The stern, hateful white man with shiney glasses sold me a bottle of a beautiful ruby colored fluid with the word wine on it but I could tell by the men's expressions that it was a nasty brand. They shrugged and we finished it after one go around. I was among real drinkers and felt an affinity but now we had no more money. They told me about a free mission turkey lunch across town and we wandered thataway. On the way we stopped in an alley where a big Navajo guy with a milk jug of water was doing something with a can of hairspray. I watched curiously as he poked a hole in two opposite sides of the can and then began drizzling the shit into the half full water jug. They all took a sip. Then came my turn. I had to do it, partly out of curiousity and partly to fit in. It tasted horrible and landed with an expanding whump in my stomach. My eyes watered some. The big Navajo guy told me a friend of his exploded his stomach by lighting a cigarette right after he took a drink one time. We wandered on.

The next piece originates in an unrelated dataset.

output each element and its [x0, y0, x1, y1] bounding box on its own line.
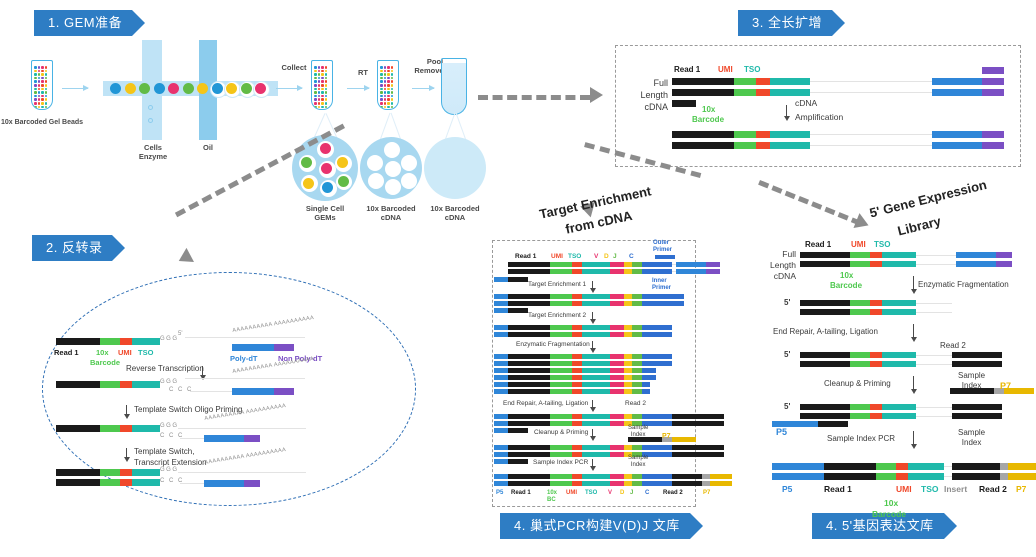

Outside the mission place a line had formed. Soon it was our turn. Inside was a fantastic feast of real turkey and all the trimmings dished out by nuns in habit. They filled our plates and we had a seat at one of the long tables filled with Indians. We were digging in when the black clad priest told us to bow our heads. We were going to pray. The hail Mary. Kachina Man started it out:

"Hail Mary full of grapes." Everyone in earshot burst out laughing. You could tell he had not intended it but the priest eyed him with the look of hellfire damnation...

Yesterday afternoon J and I pulled off to let the dogs pee and RV cool. I figured my gas was good and it was only another 30 miles to our Flying J destination in Winslow.
When I tried to herd them back in they resisted. Wanted to go with mama. But since her vehicle is full only one could go. It was Hanks turn. I brought Lucky to the side of the RV. She pretended she couldn't jump up. I lifted her. She spread her paws against the door. Finally I got her in and we left. Five miles from the Flying J I ran out of gas.